Statistical analysis

Categorical variables were expressed as the count of subjects (percentage). Continuous data was presented as the mean ± standard deviation (SD) or the median with interquartile ranges, depending on the distribution of the data. The Chi-square test was employed to compare categorical data. Continuous variables were assessed utilizing one-way analysis of variance (ANOVA). The Wilcoxon test was utilized for non-parametric data. A multivariable logistic regression analysis was performed to assess the independent relationship between intracranial atherosclerotic stenosis (ICAS) and various risk factors. Due to the binary nature of the outcome variable, results are presented as odds ratios (ORs) along with their respective 95% confidence intervals (CIs). Receiver operating characteristic (ROC) curve analysis was conducted to evaluate the diagnostic accuracy of hs-CRP in ICAS. The discriminatory capacity of hs-CRP was assessed through the area under the curve (AUC), with elevated values signifying enhanced diagnostic efficacy. Sensitivity, specificity, and the optimal cut-off point were established utilizing Youden’s index to enhance overall diagnostic efficacy. A p-value of less than 0.05 was deemed the criterion for statistical significance. All statistical analyses were performed using SPSS version 20.0. Before data collection, a sample size calculation was conducted utilizing an ANOVA model to guarantee sufficient statistical power for identifying significant associations.

Results

Of 298 consecutive elderly patients admitted with acute cerebral infarction, 95 were excluded based on the study criteria (Fig. 1). A total of 203 elderly patients, with a mean age of 72.62 ± 5.46 years and a male predominance of 61.1%, were included in the study. Among these, 60 patients (29.56%) were classified as having no arterial stenosis (NOAS), 73 (35.96%) as having intracranial atherosclerotic stenosis (ICAS), 47 (23.15%) as having both intracranial and extracranial atherosclerotic stenosis (IEAS), and 23 (11.33%) as having extracranial atherosclerotic stenosis (ECAS). Table 1 outlines the clinical characteristics of these four groups.

Relative to the NOAS group, low-density lipoprotein cholesterol (LDL-C) levels were significantly increased in the ICAS, ECAS, and IEAS groups (p = 0.033, p = 0.006, and p = 0.001, respectively).
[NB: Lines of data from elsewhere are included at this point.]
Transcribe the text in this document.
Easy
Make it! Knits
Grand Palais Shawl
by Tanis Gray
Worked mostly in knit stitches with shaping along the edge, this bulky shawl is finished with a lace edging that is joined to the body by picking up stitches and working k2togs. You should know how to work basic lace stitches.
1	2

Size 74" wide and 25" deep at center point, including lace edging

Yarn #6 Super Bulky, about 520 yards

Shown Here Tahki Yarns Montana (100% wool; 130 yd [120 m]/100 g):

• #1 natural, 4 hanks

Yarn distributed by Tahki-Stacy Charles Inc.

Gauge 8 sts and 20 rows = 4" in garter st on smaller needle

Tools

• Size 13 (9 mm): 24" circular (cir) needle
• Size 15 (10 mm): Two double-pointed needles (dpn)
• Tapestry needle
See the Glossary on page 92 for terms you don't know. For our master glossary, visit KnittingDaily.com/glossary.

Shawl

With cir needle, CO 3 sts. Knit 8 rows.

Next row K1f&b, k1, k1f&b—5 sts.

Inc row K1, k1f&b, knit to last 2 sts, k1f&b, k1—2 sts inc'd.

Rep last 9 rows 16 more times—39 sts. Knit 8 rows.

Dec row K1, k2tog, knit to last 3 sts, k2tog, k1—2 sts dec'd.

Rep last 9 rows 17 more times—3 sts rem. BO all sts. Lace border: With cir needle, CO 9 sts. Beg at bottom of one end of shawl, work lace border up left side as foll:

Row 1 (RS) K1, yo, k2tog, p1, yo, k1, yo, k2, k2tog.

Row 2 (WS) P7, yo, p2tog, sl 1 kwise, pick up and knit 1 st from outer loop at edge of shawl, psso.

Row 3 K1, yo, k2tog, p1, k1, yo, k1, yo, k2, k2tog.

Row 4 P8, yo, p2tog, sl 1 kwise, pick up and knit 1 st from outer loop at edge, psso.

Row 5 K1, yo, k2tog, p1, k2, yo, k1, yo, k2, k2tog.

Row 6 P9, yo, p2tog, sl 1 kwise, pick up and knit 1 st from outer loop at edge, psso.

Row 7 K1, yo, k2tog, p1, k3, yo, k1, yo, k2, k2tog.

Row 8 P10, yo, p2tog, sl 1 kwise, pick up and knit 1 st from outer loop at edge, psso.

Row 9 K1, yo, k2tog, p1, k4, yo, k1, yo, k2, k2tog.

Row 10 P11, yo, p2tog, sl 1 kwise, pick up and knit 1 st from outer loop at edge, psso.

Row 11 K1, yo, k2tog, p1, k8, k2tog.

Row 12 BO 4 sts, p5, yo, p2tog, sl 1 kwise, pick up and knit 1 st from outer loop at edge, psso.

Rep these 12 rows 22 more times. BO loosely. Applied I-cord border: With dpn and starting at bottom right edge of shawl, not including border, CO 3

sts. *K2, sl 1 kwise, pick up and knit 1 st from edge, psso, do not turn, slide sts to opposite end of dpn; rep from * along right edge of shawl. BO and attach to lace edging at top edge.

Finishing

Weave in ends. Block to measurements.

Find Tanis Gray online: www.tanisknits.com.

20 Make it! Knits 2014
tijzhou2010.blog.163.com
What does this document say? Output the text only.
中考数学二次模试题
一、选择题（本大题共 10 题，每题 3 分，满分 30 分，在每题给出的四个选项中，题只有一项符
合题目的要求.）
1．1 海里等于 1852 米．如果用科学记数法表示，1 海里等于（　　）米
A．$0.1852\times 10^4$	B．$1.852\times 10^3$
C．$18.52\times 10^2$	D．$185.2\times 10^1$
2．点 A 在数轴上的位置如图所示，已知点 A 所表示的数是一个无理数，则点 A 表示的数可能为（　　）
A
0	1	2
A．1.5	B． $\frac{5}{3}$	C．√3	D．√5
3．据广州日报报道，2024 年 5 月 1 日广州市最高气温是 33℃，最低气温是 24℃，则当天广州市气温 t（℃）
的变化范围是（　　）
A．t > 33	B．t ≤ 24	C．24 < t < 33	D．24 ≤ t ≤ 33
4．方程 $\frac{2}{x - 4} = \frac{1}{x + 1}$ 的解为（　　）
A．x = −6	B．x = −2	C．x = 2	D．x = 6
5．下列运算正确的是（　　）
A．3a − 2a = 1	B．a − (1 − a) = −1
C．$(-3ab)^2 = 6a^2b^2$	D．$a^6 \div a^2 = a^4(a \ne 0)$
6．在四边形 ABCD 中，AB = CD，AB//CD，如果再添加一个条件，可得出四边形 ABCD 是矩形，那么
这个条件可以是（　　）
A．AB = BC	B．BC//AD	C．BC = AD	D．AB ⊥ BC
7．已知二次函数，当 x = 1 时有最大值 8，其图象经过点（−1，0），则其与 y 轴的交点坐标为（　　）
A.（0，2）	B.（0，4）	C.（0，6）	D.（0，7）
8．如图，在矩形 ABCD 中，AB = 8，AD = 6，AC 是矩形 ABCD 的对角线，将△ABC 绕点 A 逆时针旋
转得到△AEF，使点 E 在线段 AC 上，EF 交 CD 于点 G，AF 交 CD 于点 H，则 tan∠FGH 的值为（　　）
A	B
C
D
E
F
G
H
Total cholesterol (TC) levels were markedly increased in patients with ECAS and ICAS, with p-values of 0.048 and 0.049, respectively. Patients in the ICAS and IEAS groups exhibited elevated levels of hs-CRP, with statistically significant differences observed (p = 0.011 and p = 0.004, respectively). No substantial difference in hs-CRP levels was observed between the ECAS and NOAS groups (P = 0.080). No statistically significant differences were noted for additional characteristics.

Fig. 1
figure 1

Flow diagram of study cohort selection

The hypothesis posited that the prevalence of patients with intracranial atherosclerosis stenosis (including both ICAS and IEAS) would escalate with ascending quartiles of serum high-sensitivity C-reactive protein (hs-CRP) levels: Q1 ≤ 1.200 mg/L; 1.200 mg/L < Q2 ≤ 2.950 mg/L; 2.950 mg/L < Q3 ≤ 7.710 mg/L; Q4 > 7.710 mg/L. Statistical significance was observed exclusively between quartiles Q1 and Q4 (χ² = 8.337, P = 0.040) (Fig. 2).

Fig. 2
figure 2

Distribution of study groups based on hs-CRP levels

Merge the IEAS group with the ICAS group to establish the Intracranial Arterial Stenosis group and combine the ECAS group with the NOAS group to create the control group. Utilizing clinical experience, the recognized risk factors were incorporated into a multivariate regression model analysis. After adjusting for other confounding variables, the level of hs-CRP was found to be independently associated with the incidence of intracranial arterial stenosis (OR 1.136, 95% CI 1.038–1.242, p = 0.006), as presented in Table 2. Moreover, the results indicated that a hs-CRP concentration exceeding 7.710 mg/L showed the strongest association with ICAS. The correlation was observed when quartiles of hs-CRP were included in the model (OR 3.779, 95% CI 1.519–9.402, p = 0.004), as demonstrated in Table 3.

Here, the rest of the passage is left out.